Però, il divario, che perdura da un secolo e mezzo, non si presenta uguale per ciascuna delle regioni sopra menzionate. Difatti, non sempre chi incarna le istituzioni locali è fatto di cattiva pasta. Pensiamo agli amministratori della Basilicata ed a quanti gestiscono la cosa pubblica in taluni distretti della Campania e della Puglia. Per essere chiari, l’indicatore economico principale rimane rappresentato dal tasso di crescita reale del prodotto interno lordo: vale a dire quello registrabile al netto dell’inflazione. Ebbene, se l’obiettivo aggiornato nel 2004 era quello del 3,9%, il risultato non è stato neppure quello di 1,23%, ben lontano da quello dell’1,96% che rappresenta la media dell’U.e., ma perlomeno si è mantenuto in linea con quell’1,24% fatto registrare nello stesso periodo dalle regioni del centro - nord. Ma, ove si guardi ad altri dati, ce ne arrivano di più sconfortanti. Come rispondere a questa tendenza negativa? Sicuramente stimolando gli interventi produttivi. Ma, nella sostanza, è proprio questo che non viene perseguito, tanto che sarebbe facile rilevare che il Molise stia morendo giorno dietro giorno. Ed ecco, allora, qual è il motivo per cui vengono a studiarci da tutto il mondo. La verità è che rappresentiamo un caso unico a livello planetario.
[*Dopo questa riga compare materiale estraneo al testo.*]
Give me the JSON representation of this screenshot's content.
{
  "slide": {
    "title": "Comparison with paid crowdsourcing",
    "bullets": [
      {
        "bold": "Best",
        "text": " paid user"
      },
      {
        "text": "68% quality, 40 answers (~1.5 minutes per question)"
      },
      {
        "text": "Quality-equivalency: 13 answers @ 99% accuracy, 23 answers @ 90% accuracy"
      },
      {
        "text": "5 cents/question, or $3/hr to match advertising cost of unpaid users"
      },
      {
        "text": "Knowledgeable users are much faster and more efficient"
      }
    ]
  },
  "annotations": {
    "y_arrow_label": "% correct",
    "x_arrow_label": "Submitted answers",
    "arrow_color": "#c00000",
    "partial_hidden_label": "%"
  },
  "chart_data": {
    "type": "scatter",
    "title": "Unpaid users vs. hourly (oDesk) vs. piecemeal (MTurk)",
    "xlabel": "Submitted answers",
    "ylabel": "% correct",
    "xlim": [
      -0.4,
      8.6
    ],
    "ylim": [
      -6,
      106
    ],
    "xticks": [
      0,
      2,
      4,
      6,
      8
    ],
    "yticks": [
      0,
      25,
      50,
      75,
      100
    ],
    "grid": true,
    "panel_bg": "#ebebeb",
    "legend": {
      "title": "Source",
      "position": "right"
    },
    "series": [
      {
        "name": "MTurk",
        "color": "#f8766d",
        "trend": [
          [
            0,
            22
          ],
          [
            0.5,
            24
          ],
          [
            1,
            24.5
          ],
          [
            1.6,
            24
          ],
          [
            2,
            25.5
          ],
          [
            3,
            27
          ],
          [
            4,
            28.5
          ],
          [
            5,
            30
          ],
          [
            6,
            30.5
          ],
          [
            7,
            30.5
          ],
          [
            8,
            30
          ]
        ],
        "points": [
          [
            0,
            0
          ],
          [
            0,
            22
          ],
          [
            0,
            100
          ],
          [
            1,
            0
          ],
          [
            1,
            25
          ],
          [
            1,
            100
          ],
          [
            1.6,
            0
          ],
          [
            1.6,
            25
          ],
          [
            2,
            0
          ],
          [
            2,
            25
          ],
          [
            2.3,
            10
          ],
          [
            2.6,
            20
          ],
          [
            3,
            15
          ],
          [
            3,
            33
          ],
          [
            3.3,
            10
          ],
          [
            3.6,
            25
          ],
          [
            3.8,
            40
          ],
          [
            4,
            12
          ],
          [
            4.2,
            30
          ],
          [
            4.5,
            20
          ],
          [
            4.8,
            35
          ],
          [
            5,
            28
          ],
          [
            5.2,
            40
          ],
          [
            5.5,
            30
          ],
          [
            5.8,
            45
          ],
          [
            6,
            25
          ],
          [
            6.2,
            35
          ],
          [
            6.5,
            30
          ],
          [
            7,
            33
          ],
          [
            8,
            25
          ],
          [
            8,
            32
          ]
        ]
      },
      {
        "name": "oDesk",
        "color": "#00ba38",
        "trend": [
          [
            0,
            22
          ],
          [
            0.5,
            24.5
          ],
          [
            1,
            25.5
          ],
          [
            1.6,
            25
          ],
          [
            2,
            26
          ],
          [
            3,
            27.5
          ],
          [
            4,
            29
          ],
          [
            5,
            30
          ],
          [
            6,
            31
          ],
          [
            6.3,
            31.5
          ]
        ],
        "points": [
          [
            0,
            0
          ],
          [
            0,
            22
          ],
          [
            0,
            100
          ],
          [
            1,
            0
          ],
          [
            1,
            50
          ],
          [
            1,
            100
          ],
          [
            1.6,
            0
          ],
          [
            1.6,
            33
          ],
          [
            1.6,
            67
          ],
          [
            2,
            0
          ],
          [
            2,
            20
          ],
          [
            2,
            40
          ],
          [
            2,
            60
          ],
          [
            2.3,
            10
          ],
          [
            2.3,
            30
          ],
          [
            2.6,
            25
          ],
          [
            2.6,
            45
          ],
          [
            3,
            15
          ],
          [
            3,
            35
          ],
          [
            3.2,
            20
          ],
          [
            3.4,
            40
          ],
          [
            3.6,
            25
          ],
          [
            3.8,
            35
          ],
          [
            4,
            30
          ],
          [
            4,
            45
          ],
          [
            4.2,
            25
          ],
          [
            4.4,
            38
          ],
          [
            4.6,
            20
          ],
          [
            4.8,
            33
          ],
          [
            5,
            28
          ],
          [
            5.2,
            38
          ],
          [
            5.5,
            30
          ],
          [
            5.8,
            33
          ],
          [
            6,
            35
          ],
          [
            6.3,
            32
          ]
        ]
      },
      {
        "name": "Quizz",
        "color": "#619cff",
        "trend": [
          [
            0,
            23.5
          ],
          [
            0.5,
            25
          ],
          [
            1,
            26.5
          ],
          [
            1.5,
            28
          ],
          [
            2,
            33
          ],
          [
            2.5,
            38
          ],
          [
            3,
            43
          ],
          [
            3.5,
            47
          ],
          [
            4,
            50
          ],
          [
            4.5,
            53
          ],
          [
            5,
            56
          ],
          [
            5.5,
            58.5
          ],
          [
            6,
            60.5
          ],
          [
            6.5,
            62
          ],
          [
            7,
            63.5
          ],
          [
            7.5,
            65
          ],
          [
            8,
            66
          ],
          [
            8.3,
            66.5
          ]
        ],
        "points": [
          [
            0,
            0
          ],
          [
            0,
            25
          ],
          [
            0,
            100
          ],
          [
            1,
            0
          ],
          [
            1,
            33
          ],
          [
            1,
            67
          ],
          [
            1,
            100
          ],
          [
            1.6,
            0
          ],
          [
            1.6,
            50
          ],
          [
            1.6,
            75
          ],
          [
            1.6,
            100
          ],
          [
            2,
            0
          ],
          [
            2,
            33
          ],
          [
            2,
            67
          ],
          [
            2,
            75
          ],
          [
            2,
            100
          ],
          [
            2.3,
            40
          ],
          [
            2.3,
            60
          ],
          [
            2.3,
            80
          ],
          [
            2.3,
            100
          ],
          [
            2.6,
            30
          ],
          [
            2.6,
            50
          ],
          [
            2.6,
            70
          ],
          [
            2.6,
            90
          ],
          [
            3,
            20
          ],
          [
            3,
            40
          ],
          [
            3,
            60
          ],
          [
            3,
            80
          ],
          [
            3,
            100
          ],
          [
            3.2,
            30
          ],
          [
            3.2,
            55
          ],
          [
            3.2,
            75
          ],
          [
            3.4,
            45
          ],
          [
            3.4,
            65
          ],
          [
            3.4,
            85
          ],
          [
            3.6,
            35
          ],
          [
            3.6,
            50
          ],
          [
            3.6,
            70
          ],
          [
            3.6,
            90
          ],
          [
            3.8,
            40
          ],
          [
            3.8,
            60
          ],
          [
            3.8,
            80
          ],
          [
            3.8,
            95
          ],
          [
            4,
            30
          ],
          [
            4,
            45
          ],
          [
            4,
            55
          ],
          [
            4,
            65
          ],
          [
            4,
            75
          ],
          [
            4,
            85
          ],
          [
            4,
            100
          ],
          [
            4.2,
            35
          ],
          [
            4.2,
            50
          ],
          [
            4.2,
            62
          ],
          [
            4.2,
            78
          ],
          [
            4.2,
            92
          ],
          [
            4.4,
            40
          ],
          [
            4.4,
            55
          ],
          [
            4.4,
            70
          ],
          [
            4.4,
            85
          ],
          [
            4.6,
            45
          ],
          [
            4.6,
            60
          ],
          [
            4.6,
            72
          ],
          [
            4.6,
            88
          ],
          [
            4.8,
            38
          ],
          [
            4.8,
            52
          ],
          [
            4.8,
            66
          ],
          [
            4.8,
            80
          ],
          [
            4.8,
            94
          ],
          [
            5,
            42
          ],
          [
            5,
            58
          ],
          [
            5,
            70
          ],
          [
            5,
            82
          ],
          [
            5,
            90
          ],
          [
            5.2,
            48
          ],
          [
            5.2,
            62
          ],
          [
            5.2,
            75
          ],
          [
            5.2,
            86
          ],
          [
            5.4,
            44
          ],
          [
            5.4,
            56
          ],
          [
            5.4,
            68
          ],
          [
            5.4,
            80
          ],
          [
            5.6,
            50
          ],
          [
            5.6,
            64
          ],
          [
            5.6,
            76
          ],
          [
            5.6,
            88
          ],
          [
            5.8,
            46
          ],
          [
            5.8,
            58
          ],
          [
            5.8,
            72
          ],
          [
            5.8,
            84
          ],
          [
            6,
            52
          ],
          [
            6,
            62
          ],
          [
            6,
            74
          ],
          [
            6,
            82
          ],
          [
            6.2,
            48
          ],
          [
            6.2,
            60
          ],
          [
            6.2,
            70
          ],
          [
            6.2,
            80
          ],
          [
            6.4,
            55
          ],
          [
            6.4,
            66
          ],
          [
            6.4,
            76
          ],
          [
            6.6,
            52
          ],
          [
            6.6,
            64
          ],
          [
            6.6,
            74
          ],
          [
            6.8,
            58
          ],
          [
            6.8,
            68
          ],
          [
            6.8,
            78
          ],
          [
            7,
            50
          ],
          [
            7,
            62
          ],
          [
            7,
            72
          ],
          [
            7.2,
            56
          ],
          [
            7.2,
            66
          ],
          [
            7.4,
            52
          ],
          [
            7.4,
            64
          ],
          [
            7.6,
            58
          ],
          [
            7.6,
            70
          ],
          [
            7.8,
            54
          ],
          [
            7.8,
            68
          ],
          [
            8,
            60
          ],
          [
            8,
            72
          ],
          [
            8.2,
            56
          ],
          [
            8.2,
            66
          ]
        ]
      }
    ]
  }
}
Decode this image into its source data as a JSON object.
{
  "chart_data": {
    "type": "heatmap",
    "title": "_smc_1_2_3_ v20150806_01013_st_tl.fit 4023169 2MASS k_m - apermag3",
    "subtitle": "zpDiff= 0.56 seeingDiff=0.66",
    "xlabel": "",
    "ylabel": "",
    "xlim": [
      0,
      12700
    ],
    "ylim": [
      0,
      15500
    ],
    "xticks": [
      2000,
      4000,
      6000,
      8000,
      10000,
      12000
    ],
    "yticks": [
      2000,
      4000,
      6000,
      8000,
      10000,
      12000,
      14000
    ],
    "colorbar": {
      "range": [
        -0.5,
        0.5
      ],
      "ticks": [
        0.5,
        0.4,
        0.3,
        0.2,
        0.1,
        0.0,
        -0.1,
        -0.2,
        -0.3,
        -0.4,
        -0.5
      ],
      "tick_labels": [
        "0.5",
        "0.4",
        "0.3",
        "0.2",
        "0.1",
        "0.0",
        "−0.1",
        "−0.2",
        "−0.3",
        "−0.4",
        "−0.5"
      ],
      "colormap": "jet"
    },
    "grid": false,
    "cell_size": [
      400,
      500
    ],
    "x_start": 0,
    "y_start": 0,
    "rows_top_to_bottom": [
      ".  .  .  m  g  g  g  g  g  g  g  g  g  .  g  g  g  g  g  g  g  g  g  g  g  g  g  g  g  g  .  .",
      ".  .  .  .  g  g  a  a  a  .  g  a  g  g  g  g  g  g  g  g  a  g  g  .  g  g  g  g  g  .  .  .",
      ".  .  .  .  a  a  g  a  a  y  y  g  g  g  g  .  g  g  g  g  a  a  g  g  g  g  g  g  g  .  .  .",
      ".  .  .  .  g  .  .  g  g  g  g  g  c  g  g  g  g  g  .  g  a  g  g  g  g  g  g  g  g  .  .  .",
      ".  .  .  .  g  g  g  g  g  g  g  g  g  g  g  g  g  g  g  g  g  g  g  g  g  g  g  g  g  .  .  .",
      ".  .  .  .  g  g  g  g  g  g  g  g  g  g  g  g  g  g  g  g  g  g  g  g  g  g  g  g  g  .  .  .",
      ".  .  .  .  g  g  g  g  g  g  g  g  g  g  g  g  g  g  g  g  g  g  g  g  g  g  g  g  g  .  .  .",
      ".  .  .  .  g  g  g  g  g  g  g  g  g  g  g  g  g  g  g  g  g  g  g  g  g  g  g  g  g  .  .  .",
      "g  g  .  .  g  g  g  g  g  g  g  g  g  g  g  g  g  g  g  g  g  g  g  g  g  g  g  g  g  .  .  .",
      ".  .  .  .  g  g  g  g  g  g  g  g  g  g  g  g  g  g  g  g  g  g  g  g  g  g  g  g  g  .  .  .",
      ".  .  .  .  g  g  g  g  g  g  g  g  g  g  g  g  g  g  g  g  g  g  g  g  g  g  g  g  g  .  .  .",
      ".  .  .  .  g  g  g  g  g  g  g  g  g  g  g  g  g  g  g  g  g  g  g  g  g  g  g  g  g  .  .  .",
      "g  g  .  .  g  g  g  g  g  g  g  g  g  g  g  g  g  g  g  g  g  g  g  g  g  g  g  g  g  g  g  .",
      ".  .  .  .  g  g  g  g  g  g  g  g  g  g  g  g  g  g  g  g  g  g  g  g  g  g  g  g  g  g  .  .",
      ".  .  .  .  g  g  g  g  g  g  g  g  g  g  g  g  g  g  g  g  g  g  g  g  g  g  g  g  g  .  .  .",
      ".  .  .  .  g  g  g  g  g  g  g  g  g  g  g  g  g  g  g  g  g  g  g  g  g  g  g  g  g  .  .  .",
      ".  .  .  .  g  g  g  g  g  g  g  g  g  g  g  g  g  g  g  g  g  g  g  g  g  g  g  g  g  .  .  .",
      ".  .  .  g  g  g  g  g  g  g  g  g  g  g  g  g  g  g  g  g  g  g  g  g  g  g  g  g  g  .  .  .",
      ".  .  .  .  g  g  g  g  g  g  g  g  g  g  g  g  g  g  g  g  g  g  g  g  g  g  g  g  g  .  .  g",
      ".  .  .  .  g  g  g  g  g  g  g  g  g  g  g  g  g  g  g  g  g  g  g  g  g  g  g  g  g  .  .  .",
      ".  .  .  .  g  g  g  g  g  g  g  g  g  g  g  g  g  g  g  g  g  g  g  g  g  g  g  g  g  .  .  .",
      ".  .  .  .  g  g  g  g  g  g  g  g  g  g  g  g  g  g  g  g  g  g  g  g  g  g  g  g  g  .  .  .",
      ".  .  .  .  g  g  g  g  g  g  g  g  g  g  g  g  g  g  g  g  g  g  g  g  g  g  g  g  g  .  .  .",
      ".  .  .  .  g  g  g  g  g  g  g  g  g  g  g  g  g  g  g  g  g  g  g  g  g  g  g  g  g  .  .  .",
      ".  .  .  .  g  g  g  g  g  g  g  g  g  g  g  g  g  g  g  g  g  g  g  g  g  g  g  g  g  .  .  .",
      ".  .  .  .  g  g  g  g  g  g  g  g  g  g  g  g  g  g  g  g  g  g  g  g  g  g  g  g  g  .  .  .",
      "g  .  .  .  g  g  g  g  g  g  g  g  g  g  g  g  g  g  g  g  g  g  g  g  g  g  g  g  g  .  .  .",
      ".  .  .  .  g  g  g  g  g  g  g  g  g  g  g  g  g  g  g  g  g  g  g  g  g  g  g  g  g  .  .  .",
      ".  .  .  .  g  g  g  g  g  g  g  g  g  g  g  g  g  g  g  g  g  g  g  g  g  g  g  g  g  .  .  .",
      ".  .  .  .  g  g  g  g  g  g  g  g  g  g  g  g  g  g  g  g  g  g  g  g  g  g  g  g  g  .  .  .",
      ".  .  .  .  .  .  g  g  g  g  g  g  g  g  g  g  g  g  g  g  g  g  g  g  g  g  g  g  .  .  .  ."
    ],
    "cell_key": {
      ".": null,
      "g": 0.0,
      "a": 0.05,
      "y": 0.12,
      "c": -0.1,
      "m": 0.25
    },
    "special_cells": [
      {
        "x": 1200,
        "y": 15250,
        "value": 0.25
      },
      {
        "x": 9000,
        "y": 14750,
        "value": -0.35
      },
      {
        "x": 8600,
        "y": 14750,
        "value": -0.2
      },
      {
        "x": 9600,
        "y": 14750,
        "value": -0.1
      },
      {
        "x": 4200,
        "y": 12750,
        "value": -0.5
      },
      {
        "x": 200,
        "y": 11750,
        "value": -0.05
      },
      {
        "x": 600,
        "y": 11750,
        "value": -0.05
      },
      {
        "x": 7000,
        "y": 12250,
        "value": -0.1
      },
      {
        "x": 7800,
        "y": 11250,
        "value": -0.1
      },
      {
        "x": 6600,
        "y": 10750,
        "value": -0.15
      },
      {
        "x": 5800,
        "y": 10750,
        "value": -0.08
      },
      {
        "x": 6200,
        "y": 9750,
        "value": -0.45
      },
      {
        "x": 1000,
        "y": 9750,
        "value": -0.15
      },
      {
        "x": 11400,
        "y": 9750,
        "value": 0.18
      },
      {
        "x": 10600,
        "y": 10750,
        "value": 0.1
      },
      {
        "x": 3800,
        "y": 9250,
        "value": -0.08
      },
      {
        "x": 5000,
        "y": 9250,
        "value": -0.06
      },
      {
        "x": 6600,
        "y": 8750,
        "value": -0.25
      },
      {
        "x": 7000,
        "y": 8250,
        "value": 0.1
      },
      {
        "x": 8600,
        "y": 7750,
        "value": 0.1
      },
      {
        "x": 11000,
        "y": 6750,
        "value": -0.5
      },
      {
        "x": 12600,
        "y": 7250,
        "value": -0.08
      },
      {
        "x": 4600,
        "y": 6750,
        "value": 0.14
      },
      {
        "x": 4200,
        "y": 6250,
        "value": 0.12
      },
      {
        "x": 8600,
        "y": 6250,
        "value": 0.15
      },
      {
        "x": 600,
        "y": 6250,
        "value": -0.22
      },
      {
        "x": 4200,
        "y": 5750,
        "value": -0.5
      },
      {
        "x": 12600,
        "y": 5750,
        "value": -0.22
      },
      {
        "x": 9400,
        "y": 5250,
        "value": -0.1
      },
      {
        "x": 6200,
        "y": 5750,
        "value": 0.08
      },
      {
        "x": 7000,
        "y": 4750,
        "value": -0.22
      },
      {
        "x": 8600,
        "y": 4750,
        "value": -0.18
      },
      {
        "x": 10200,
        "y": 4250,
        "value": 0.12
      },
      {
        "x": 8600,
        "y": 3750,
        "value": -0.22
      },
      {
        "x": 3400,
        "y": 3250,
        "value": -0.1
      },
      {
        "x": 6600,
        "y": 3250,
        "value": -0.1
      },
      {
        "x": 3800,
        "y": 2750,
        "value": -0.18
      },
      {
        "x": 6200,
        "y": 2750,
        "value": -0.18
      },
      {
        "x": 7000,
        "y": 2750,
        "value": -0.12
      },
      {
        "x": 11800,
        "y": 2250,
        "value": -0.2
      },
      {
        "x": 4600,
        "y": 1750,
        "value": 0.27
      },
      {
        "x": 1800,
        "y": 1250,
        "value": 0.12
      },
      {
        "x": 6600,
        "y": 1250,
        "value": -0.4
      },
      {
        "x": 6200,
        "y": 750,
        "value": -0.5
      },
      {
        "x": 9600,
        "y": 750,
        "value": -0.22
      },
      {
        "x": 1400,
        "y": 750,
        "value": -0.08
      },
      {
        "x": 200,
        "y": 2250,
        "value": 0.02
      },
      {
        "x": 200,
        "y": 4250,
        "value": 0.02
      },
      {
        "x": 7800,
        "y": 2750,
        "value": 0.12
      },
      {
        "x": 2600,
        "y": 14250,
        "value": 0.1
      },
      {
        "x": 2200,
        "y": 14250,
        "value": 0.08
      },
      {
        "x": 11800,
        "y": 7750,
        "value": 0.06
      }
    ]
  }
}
Tagliati fuori dalla globalizzazione, almeno a livello legale, ce ne stiamo ben al di sotto dell’Umbria. La capacità di attirare investimenti dall’estero è semplicemente ridicola, seppure – in qualche modo – sia migliorata. Ma vero è che, sommando quelli fatti in Sicilia, in Sardegna, in Calabria, in Basilicata, in Puglia, in Abruzzo ed in Molise, il totale non arriva a quello della sola summenzionata Umbria che (pur non essendo una delle aree più dinamiche della Penisola) pure riesce a registrarne la 20^ parte del Piemonte. Non si è riusciti neppure ad incrementare le potenzialità turistiche di una costa lunga, in definitiva, appena una trentina di chilometri. Anzi, il turismo si è confermato la più clamorosa occasione mancata.